Reverse operation (writing data to Ptr{T}) can be performed using the function unsafe_store!(ptr, value, [index]). Currently, this feature is supported only for primitive types or other immutable types of structures without pointers (isbits).

If the operation returns an error, it may not have been implemented yet. This should be reported so that we can fix the problem.

If the pointer represents an array of ordinary data (a primitive type or an immutable structure), the function unsafe wrap(Array, ptr,dims, own = false) may be more useful. The last parameter must be set to true if the Julia environment is to monitor the base buffer and call free(ptr) after eliminating the returned Array object.

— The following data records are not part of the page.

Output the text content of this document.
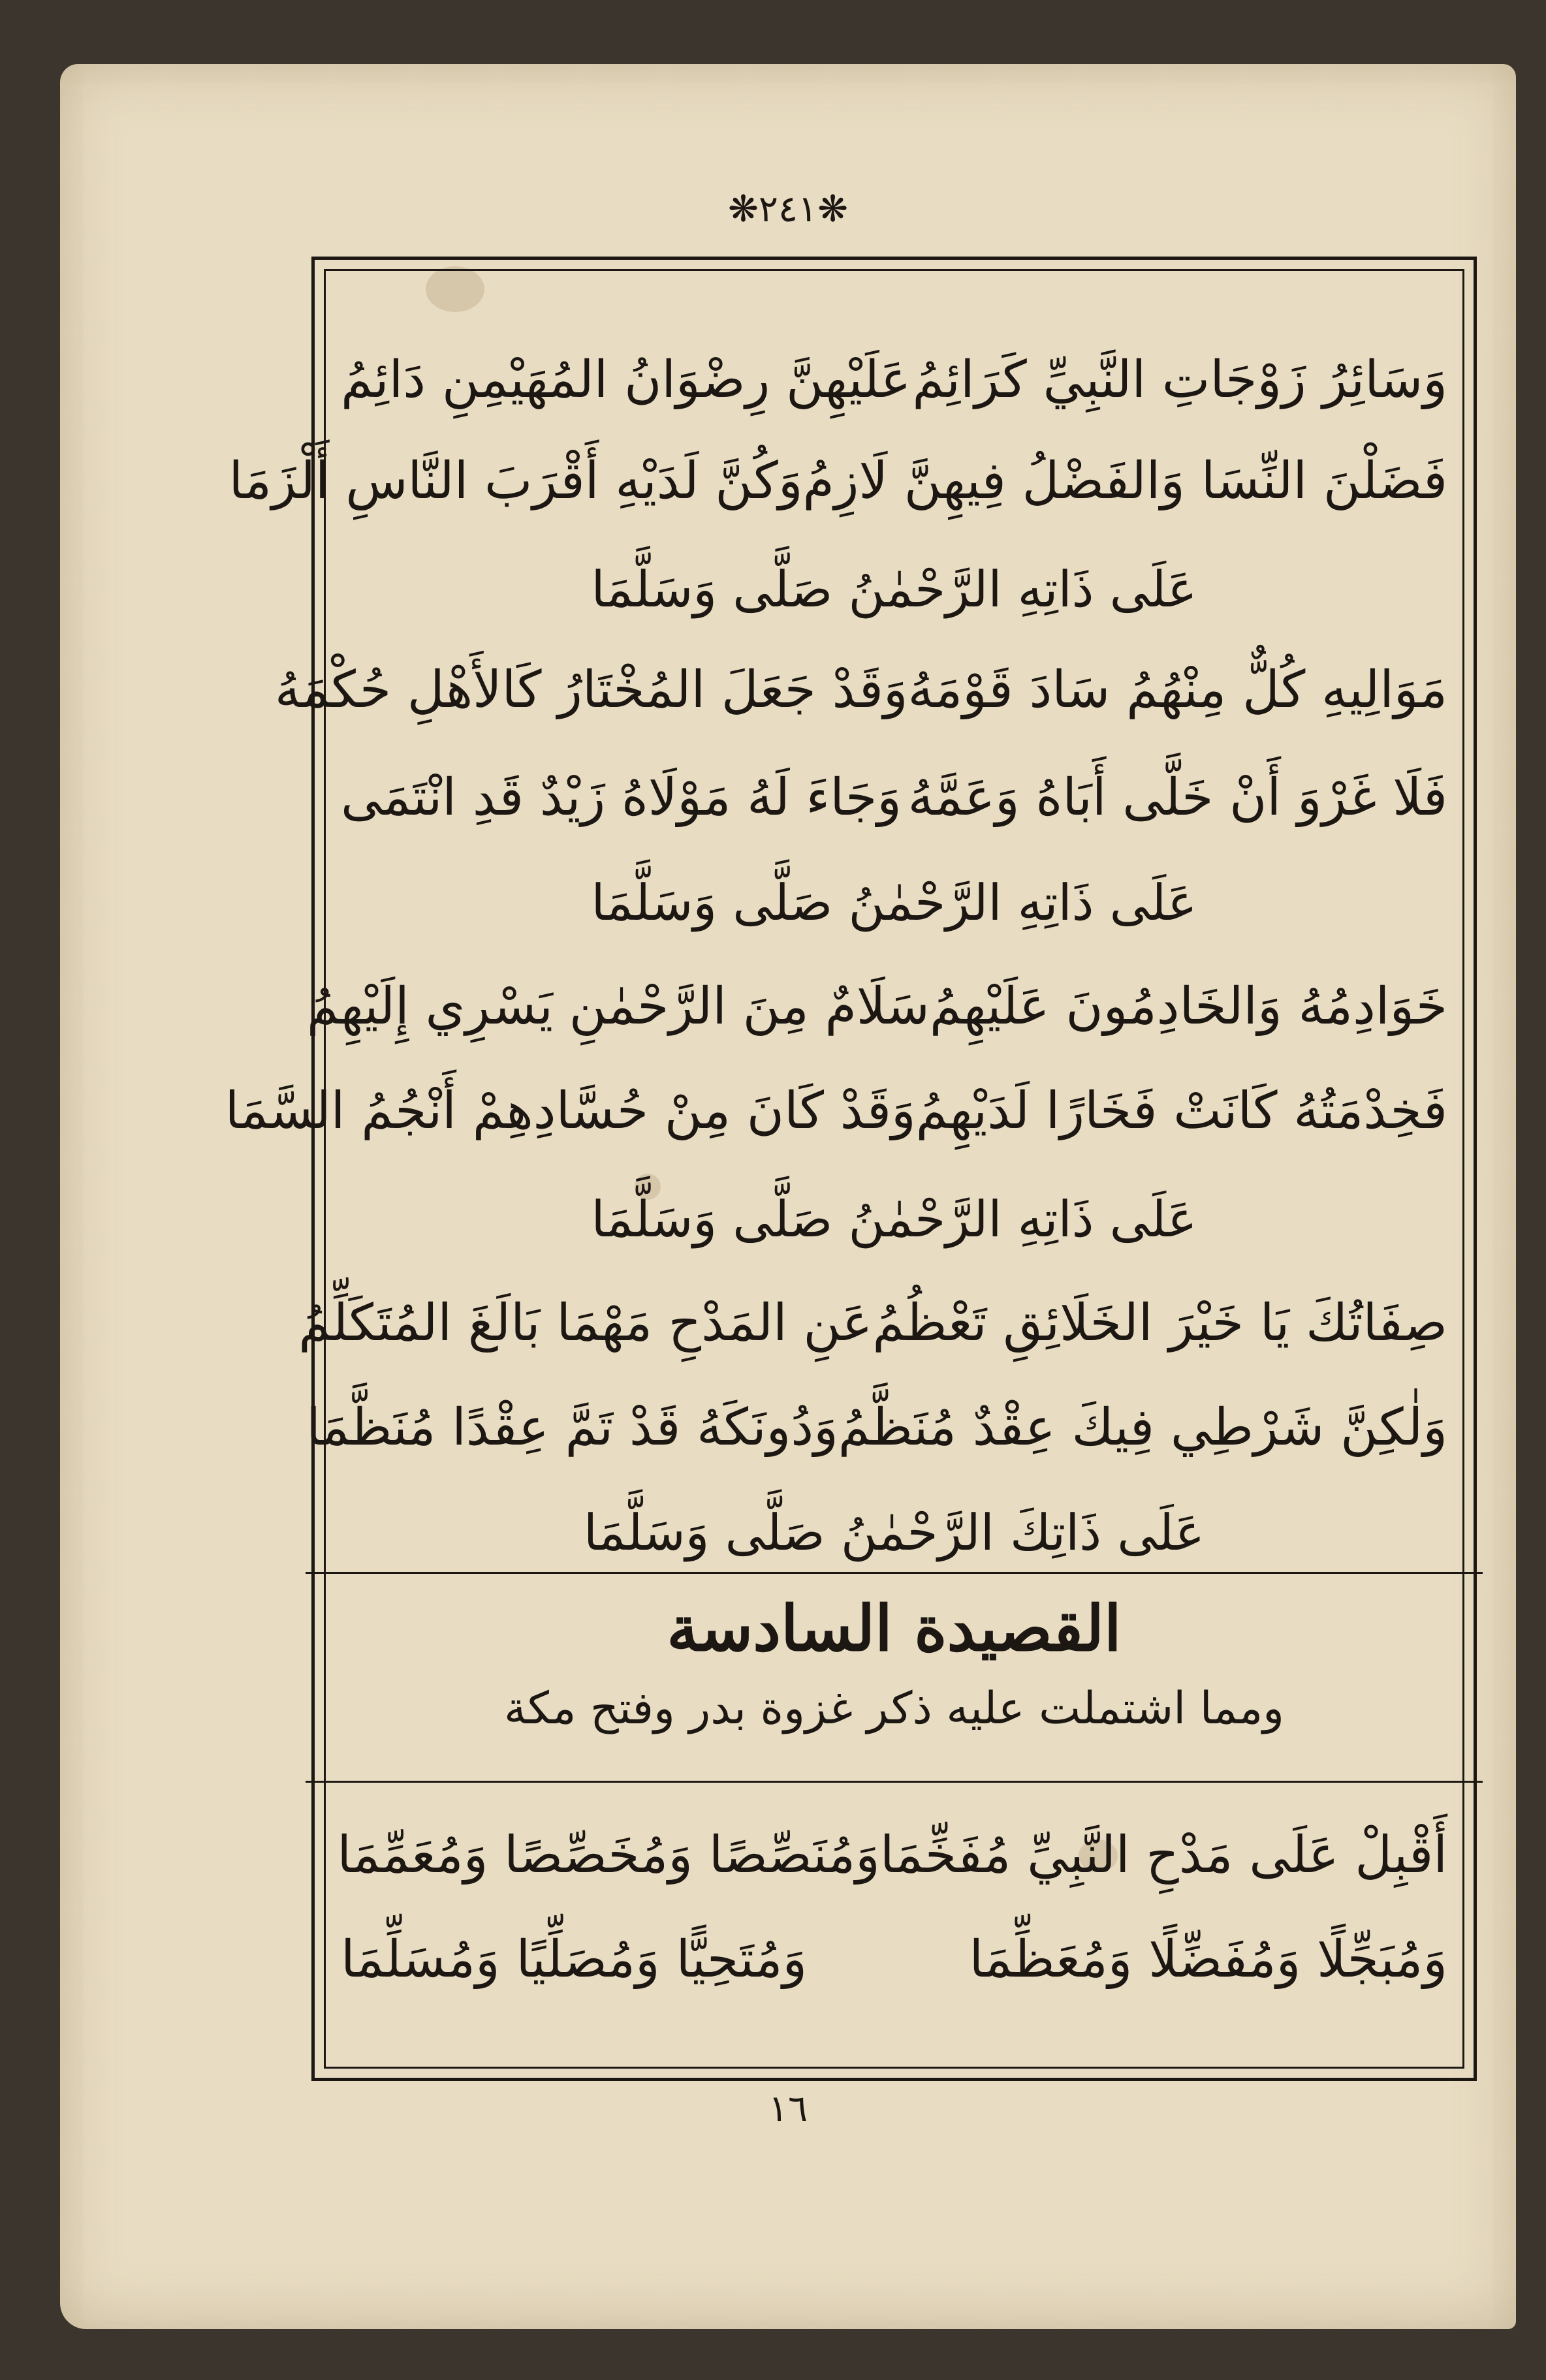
❋٢٤١❋
وَسَائِرُ زَوْجَاتِ النَّبِيِّ كَرَائِمُ
عَلَيْهِنَّ رِضْوَانُ المُهَيْمِنِ دَائِمُ
فَضَلْنَ النِّسَا وَالفَضْلُ فِيهِنَّ لَازِمُ
وَكُنَّ لَدَيْهِ أَقْرَبَ النَّاسِ أَلْزَمَا
عَلَى ذَاتِهِ الرَّحْمٰنُ صَلَّى وَسَلَّمَا
مَوَالِيهِ كُلٌّ مِنْهُمُ سَادَ قَوْمَهُ
وَقَدْ جَعَلَ المُخْتَارُ كَالأَهْلِ حُكْمَهُ
فَلَا غَرْوَ أَنْ خَلَّى أَبَاهُ وَعَمَّهُ
وَجَاءَ لَهُ مَوْلَاهُ زَيْدٌ قَدِ انْتَمَى
عَلَى ذَاتِهِ الرَّحْمٰنُ صَلَّى وَسَلَّمَا
خَوَادِمُهُ وَالخَادِمُونَ عَلَيْهِمُ
سَلَامٌ مِنَ الرَّحْمٰنِ يَسْرِي إِلَيْهِمُ
فَخِدْمَتُهُ كَانَتْ فَخَارًا لَدَيْهِمُ
وَقَدْ كَانَ مِنْ حُسَّادِهِمْ أَنْجُمُ السَّمَا
عَلَى ذَاتِهِ الرَّحْمٰنُ صَلَّى وَسَلَّمَا
صِفَاتُكَ يَا خَيْرَ الخَلَائِقِ تَعْظُمُ
عَنِ المَدْحِ مَهْمَا بَالَغَ المُتَكَلِّمُ
وَلٰكِنَّ شَرْطِي فِيكَ عِقْدٌ مُنَظَّمُ
وَدُونَكَهُ قَدْ تَمَّ عِقْدًا مُنَظَّمَا
عَلَى ذَاتِكَ الرَّحْمٰنُ صَلَّى وَسَلَّمَا
القصيدة السادسة
ومما اشتملت عليه ذكر غزوة بدر وفتح مكة
أَقْبِلْ عَلَى مَدْحِ النَّبِيِّ مُفَخِّمَا
وَمُنَصِّصًا وَمُخَصِّصًا وَمُعَمِّمَا
وَمُبَجِّلًا وَمُفَضِّلًا وَمُعَظِّمَا
وَمُتَحِيًّا وَمُصَلِّيًا وَمُسَلِّمَا
١٦
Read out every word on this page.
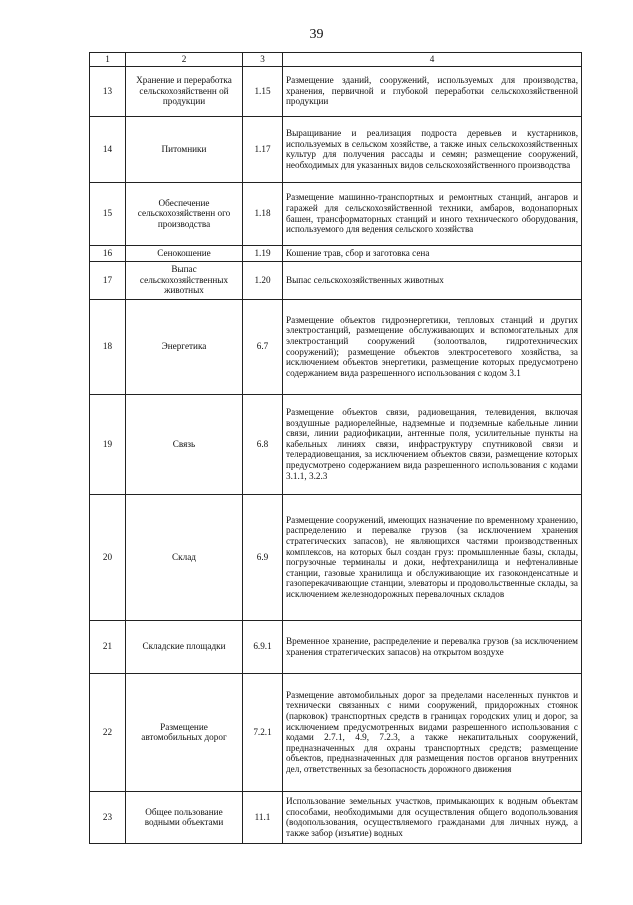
39
1	2	3	4
13	Хранение и переработка сельскохозяйственн ой продукции	1.15	Размещение зданий, сооружений, используемых для производства, хранения, первичной и глубокой переработки сельскохозяйственной продукции
14	Питомники	1.17	Выращивание и реализация подроста деревьев и кустарников, используемых в сельском хозяйстве, а также иных сельскохозяйственных культур для получения рассады и семян; размещение сооружений, необходимых для указанных видов сельскохозяйственного производства
15	Обеспечение сельскохозяйственн ого производства	1.18	Размещение машинно-транспортных и ремонтных станций, ангаров и гаражей для сельскохозяйственной техники, амбаров, водонапорных башен, трансформаторных станций и иного технического оборудования, используемого для ведения сельского хозяйства
16	Сенокошение	1.19	Кошение трав, сбор и заготовка сена
17	Выпас сельскохозяйственных животных	1.20	Выпас сельскохозяйственных животных
18	Энергетика	6.7	Размещение объектов гидроэнергетики, тепловых станций и других электростанций, размещение обслуживающих и вспомогательных для электростанций сооружений (золоотвалов, гидротехнических сооружений); размещение объектов электросетевого хозяйства, за исключением объектов энергетики, размещение которых предусмотрено содержанием вида разрешенного использования с кодом 3.1
19	Связь	6.8	Размещение объектов связи, радиовещания, телевидения, включая воздушные радиорелейные, надземные и подземные кабельные линии связи, линии радиофикации, антенные поля, усилительные пункты на кабельных линиях связи, инфраструктуру спутниковой связи и телерадиовещания, за исключением объектов связи, размещение которых предусмотрено содержанием вида разрешенного использования с кодами 3.1.1, 3.2.3
20	Склад	6.9	Размещение сооружений, имеющих назначение по временному хранению, распределению и перевалке грузов (за исключением хранения стратегических запасов), не являющихся частями производственных комплексов, на которых был создан груз: промышленные базы, склады, погрузочные терминалы и доки, нефтехранилища и нефтеналивные станции, газовые хранилища и обслуживающие их газоконденсатные и газоперекачивающие станции, элеваторы и продовольственные склады, за исключением железнодорожных перевалочных складов
21	Складские площадки	6.9.1	Временное хранение, распределение и перевалка грузов (за исключением хранения стратегических запасов) на открытом воздухе
22	Размещение автомобильных дорог	7.2.1	Размещение автомобильных дорог за пределами населенных пунктов и технически связанных с ними сооружений, придорожных стоянок (парковок) транспортных средств в границах городских улиц и дорог, за исключением предусмотренных видами разрешенного использования с кодами 2.7.1, 4.9, 7.2.3, а также некапитальных сооружений, предназначенных для охраны транспортных средств; размещение объектов, предназначенных для размещения постов органов внутренних дел, ответственных за безопасность дорожного движения
23	Общее пользование водными объектами	11.1	Использование земельных участков, примыкающих к водным объектам способами, необходимыми для осуществления общего водопользования (водопользования, осуществляемого гражданами для личных нужд, а также забор (изъятие) водных
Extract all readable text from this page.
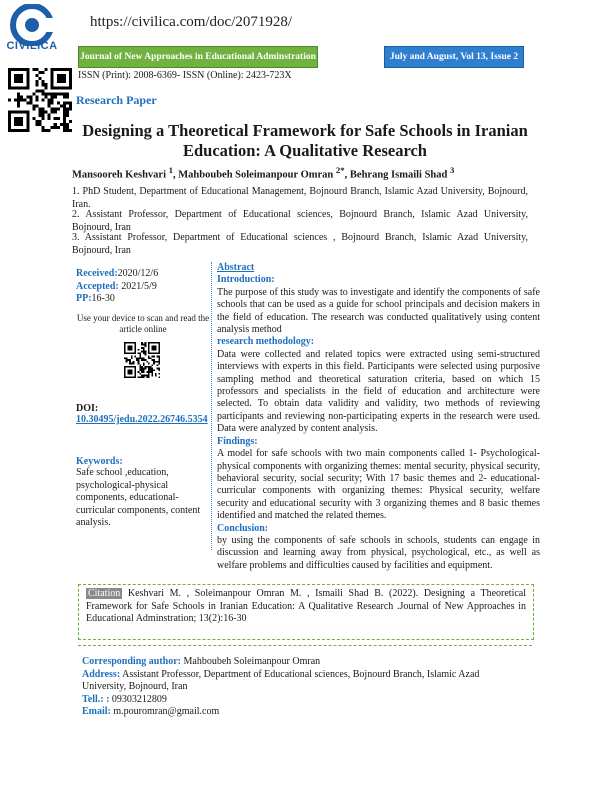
CIVILICA
https://civilica.com/doc/2071928/
Journal of New Approaches in Educational Adminstration	July and August, Vol 13, Issue 2
ISSN (Print): 2008-6369- ISSN (Online): 2423-723X
Research Paper
Designing a Theoretical Framework for Safe Schools in Iranian Education: A Qualitative Research
Mansooreh Keshvari $^1$, Mahboubeh Soleimanpour Omran $^{2*}$, Behrang Ismaili Shad $^3$
1. PhD Student, Department of Educational Management, Bojnourd Branch, Islamic Azad University, Bojnourd, Iran.
2. Assistant Professor, Department of Educational sciences, Bojnourd Branch, Islamic Azad University, Bojnourd, Iran
3. Assistant Professor, Department of Educational sciences , Bojnourd Branch, Islamic Azad University, Bojnourd, Iran
Received:2020/12/6
Accepted: 2021/5/9
PP:16-30
Use your device to scan and read the article online
DOI:
10.30495/jedu.2022.26746.5354
Keywords:
Safe school ,education, psychological-physical components, educational-curricular components, content analysis.

Abstract

Introduction:

The purpose of this study was to investigate and identify the components of safe schools that can be used as a guide for school principals and decision makers in the field of education. The research was conducted qualitatively using content analysis method

research methodology:

Data were collected and related topics were extracted using semi-structured interviews with experts in this field. Participants were selected using purposive sampling method and theoretical saturation criteria, based on which 15 professors and specialists in the field of education and architecture were selected. To obtain data validity and validity, two methods of reviewing participants and reviewing non-participating experts in the research were used. Data were analyzed by content analysis.

Findings:

A model for safe schools with two main components called 1- Psychological-physical components with organizing themes: mental security, physical security, behavioral security, social security; With 17 basic themes and 2- educational-curricular components with organizing themes: Physical security, welfare security and educational security with 3 organizing themes and 8 basic themes identified and matched the related themes.

Conclusion:

by using the components of safe schools in schools, students can engage in discussion and learning away from physical, psychological, etc., as well as welfare problems and difficulties caused by facilities and equipment.

Citation Keshvari M. , Soleimanpour Omran M. , Ismaili Shad B. (2022). Designing a Theoretical Framework for Safe Schools in Iranian Education: A Qualitative Research .Journal of New Approaches in Educational Adminstration; 13(2):16-30
Corresponding author: Mahboubeh Soleimanpour Omran
Address: Assistant Professor, Department of Educational sciences, Bojnourd Branch, Islamic Azad University, Bojnourd, Iran
Tell.: : 09303212809
Email: m.pouromran@gmail.com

If the 'own` parameter is omitted or set to false, the caller must ensure the buffer exists while it needs to be accessed.

Arithmetic operations with the type Ptr in Julia (for example, +) are performed differently than with pointers in C. When adding an integer to Ptr in Julia, the pointer is shifted by a certain number of _bytes, not elements. Due to this, the address values obtained as a result of arithmetic operations with pointers do not depend on the types of pointer elements.

Thread safety

Some C libraries make callbacks from another thread, and since Julia is not a thread-safe language, additional precautions need to be taken. In particular, you should set up a two-tier system: the C callback should only schedule the execution of a "real" callback (via the Julia event loop). To do this, create an object AsyncCondition and apply the function to it wait:

cond = Base.AsyncCondition()
wait(cond)

The callback passed to C should only make the call 'ccall` applied to :uv_async_send with passing cond.handle as an argument. There should be no memory allocation or other interactions with the Julia runtime.

Note that events can be combined, so that multiple calls to uv_async_send can result in a single notification to activate a condition.

Additional information about callbacks

For more information about passing callbacks to C libraries, see https://julialang.org/blog/2013/05/callback [this blog entry].

C++

Tools for creating C bindings++ can be found in the package https://github.com/JuliaInterop/CxxWrap.jl [CxxWrap].

1. calls to non-library functions in C and Julia can be embedded, so the total costs may be even lower than when calling functions from shared libraries. The reason is that the cost of calling a third-party function is almost the same as calling a function in a native language.